Overall, things have been ok. I have fleeting moments of being tired of the routine. Every day doing the same things. Wishing I didn’t have to work so much. Feeling a little sorry for myself if the truth be told. Then some life event happens and I get a splash of cold water in my face. I remember how terribly lucky I am to be where I am at.

Last night, I found out that a family I love very, very much had their house broken into. Trashed just about everything. I was amazed and humbled at how they were dealing with it. Upset, but grateful they weren’t hurt. Upset, but knowing that material things can be replaced.
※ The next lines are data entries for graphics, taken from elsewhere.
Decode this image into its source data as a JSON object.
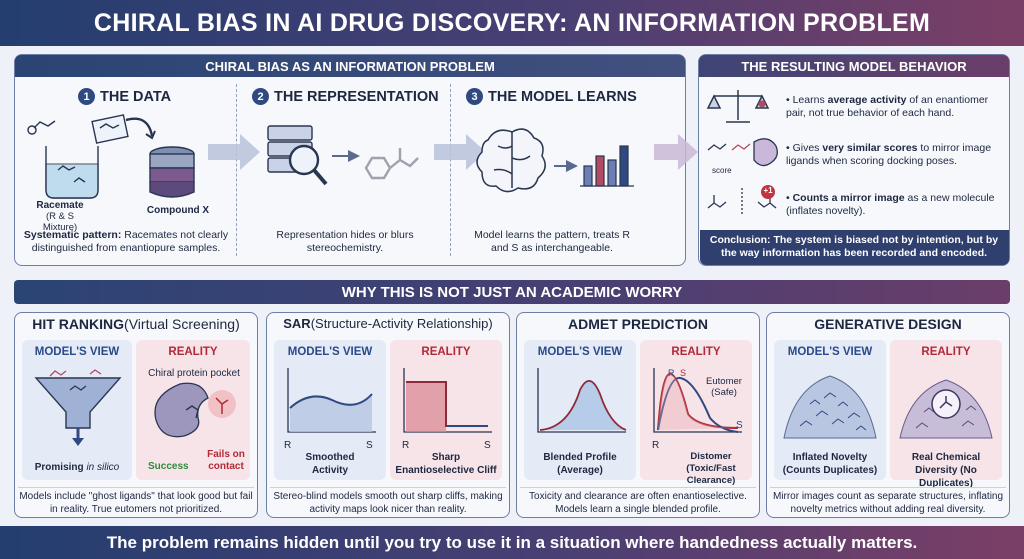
{
  "title": "CHIRAL BIAS IN AI DRUG DISCOVERY: AN INFORMATION PROBLEM",
  "top_left": {
    "header": "CHIRAL BIAS AS AN INFORMATION PROBLEM",
    "steps": [
      {
        "num": "1",
        "label": "THE DATA"
      },
      {
        "num": "2",
        "label": "THE REPRESENTATION"
      },
      {
        "num": "3",
        "label": "THE MODEL LEARNS"
      }
    ],
    "racemate_label": "Racemate",
    "racemate_sub": "(R & S Mixture)",
    "compound_label": "Compound X",
    "data_note_bold": "Systematic pattern:",
    "data_note": " Racemates not clearly distinguished from enantiopure samples.",
    "rep_note": "Representation hides or blurs stereochemistry.",
    "model_note": "Model learns the pattern, treats R and S as interchangeable."
  },
  "top_right": {
    "header": "THE RESULTING MODEL BEHAVIOR",
    "items": [
      {
        "pre": "Learns ",
        "bold": "average activity",
        "post": " of an enantiomer pair, not true behavior of each hand."
      },
      {
        "pre": "Gives ",
        "bold": "very similar scores",
        "post": " to mirror image ligands when scoring docking poses."
      },
      {
        "pre": "",
        "bold": "Counts a mirror image",
        "post": " as a new molecule (inflates novelty)."
      }
    ],
    "score_label": "score",
    "badge": "+1",
    "conclusion": "Conclusion: The system is biased not by intention, but by the way information has been recorded and encoded."
  },
  "section_title": "WHY THIS IS NOT JUST AN ACADEMIC WORRY",
  "models_view": "MODEL'S VIEW",
  "reality": "REALITY",
  "cards": {
    "hit": {
      "title_bold": "HIT RANKING",
      "title_rest": " (Virtual Screening)",
      "mv_caption_pre": "Promising ",
      "mv_caption_it": "in silico",
      "pocket_label": "Chiral protein pocket",
      "success": "Success",
      "fails": "Fails on contact",
      "note": "Models include \"ghost ligands\" that look good but fail in reality. True eutomers not prioritized."
    },
    "sar": {
      "title_bold": "SAR",
      "title_rest": " (Structure-Activity Relationship)",
      "mv_caption": "Smoothed Activity",
      "re_caption": "Sharp Enantioselective Cliff",
      "axis_r": "R",
      "axis_s": "S",
      "note": "Stereo-blind models smooth out sharp cliffs, making activity maps look nicer than reality."
    },
    "admet": {
      "title_bold": "ADMET PREDICTION",
      "mv_caption": "Blended Profile (Average)",
      "eutomer": "Eutomer (Safe)",
      "distomer": "Distomer (Toxic/Fast Clearance)",
      "axis_r": "R",
      "axis_s": "S",
      "note": "Toxicity and clearance are often enantioselective. Models learn a single blended profile."
    },
    "gen": {
      "title_bold": "GENERATIVE DESIGN",
      "mv_caption": "Inflated Novelty (Counts Duplicates)",
      "re_caption": "Real Chemical Diversity (No Duplicates)",
      "note": "Mirror images count as separate structures, inflating novelty metrics without adding real diversity."
    }
  },
  "footer": "The problem remains hidden until you try to use it in a situation where handedness actually matters.",
  "colors": {
    "navy": "#243e70",
    "plum": "#7b3f66",
    "success": "#2e8b3a",
    "fail": "#b22a38"
  }
}
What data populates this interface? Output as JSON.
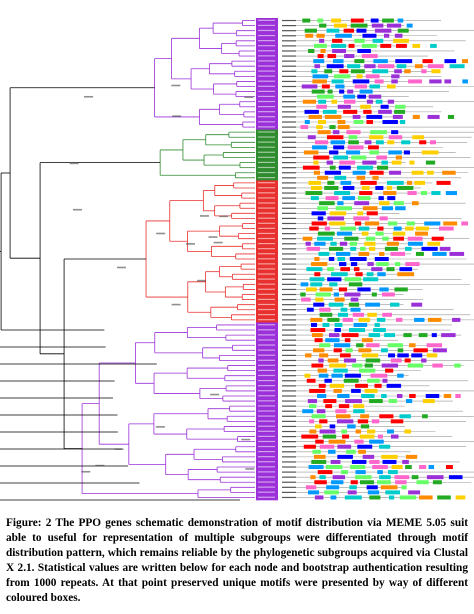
{
  "figure": {
    "description_visible": false,
    "clades": [
      {
        "name": "purple-upper",
        "color": "#9b30d9",
        "leaf_count": 22
      },
      {
        "name": "green",
        "color": "#2e8b2e",
        "leaf_count": 10
      },
      {
        "name": "red",
        "color": "#e8302e",
        "leaf_count": 28
      },
      {
        "name": "purple-lower",
        "color": "#9b30d9",
        "leaf_count": 35
      }
    ],
    "motif_colors": [
      "#ff0000",
      "#00cccc",
      "#ffd000",
      "#9b30d9",
      "#22aa22",
      "#ff66cc",
      "#0000ff",
      "#ff8c00",
      "#66ff66",
      "#0099ff"
    ],
    "tree_line_color": "#000000"
  },
  "caption": {
    "text": "Figure: 2 The PPO genes schematic demonstration of motif distribution via MEME 5.05 suit able to useful for representation of multiple subgroups were differentiated through motif distribution pattern, which remains reliable by the phylogenetic subgroups acquired via Clustal X 2.1. Statistical values are written below for each node and bootstrap authentication resulting from 1000 repeats. At that point preserved unique motifs were presented by way of different coloured boxes."
  }
}
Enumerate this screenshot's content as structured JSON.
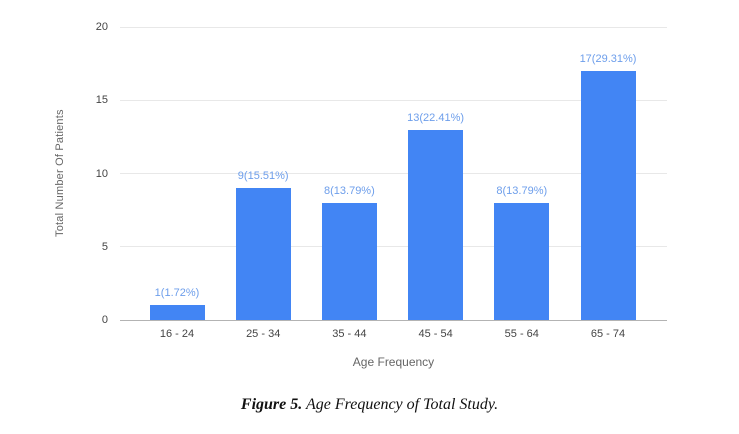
{
  "figure": {
    "caption_bold": "Figure 5.",
    "caption_rest": " Age Frequency of Total Study."
  },
  "chart_data": {
    "type": "bar",
    "title": "",
    "categories": [
      "16 - 24",
      "25 - 34",
      "35 - 44",
      "45 - 54",
      "55 - 64",
      "65 - 74"
    ],
    "values": [
      1,
      9,
      8,
      13,
      8,
      17
    ],
    "annotations": [
      "1(1.72%)",
      "9(15.51%)",
      "8(13.79%)",
      "13(22.41%)",
      "8(13.79%)",
      "17(29.31%)"
    ],
    "xlabel": "Age Frequency",
    "ylabel": "Total Number Of Patients",
    "yticks": [
      0,
      5,
      10,
      15,
      20
    ],
    "ylim": [
      0,
      20
    ],
    "grid": true,
    "legend": "none",
    "colors": {
      "bar": "#4285f4",
      "annotation_text": "#6d9eeb",
      "gridline": "#e8e8e8",
      "baseline": "#b3b3b3",
      "tick_text": "#444444",
      "axis_title_text": "#666666"
    }
  }
}
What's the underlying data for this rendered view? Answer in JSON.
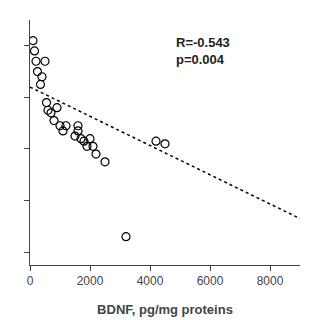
{
  "chart_data": {
    "type": "scatter",
    "xlabel": "BDNF, pg/mg proteins",
    "xlim": [
      0,
      9000
    ],
    "ylim": [
      -50,
      900
    ],
    "xticks": [
      0,
      2000,
      4000,
      6000,
      8000
    ],
    "yticks": [
      0,
      200,
      400,
      600,
      800
    ],
    "tick_labels": "x",
    "grid": false,
    "series": [
      {
        "type": "scatter",
        "x": [
          100,
          150,
          200,
          250,
          350,
          400,
          500,
          550,
          600,
          700,
          800,
          900,
          1000,
          1100,
          1200,
          1500,
          1600,
          1600,
          1700,
          1800,
          1900,
          2000,
          2100,
          2200,
          2500,
          3200,
          4200,
          4500
        ],
        "values": [
          820,
          780,
          740,
          700,
          650,
          680,
          740,
          580,
          550,
          540,
          510,
          560,
          490,
          470,
          490,
          450,
          490,
          470,
          440,
          430,
          410,
          440,
          410,
          380,
          350,
          60,
          430,
          420
        ],
        "color": "black",
        "marker": "circle-open"
      },
      {
        "type": "line",
        "x": [
          0,
          9000
        ],
        "values": [
          640,
          130
        ],
        "color": "black",
        "line_style": "dotted"
      }
    ],
    "annotations": [
      {
        "text": "R=-0.543\np=0.004",
        "x": 4800,
        "y": 850
      }
    ]
  }
}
What’s awful is the things that can’t be replaced. You put all your important papers- from your entire life- in a firebox because you are so responsible and organized. Who would even think that someone might take it someday? Papers and memories that can’t be duplicated.

They haven’t left my mind. I keep picturing them trying to clean everything up. Closets ripped apart. Beds torn apart. Each room violated. I don’t want to go on and on becaue they will probably read this and I don’t want them to feel even worse (if that’s even possible). But just take a moment today and imagine what that would feel like.

And say some prayers for them. Trying to make a list of everything you think has been stolen for the police and the insurance is probably maddening. And you know that for months they will be discovering more things that are missing.

So today I am grateful for my boring routine. I will be praying for them that someday soon they will regain some feeling again of routine and normal. Prayers to them for peace, safety, healing. Join me in those prayers if you can.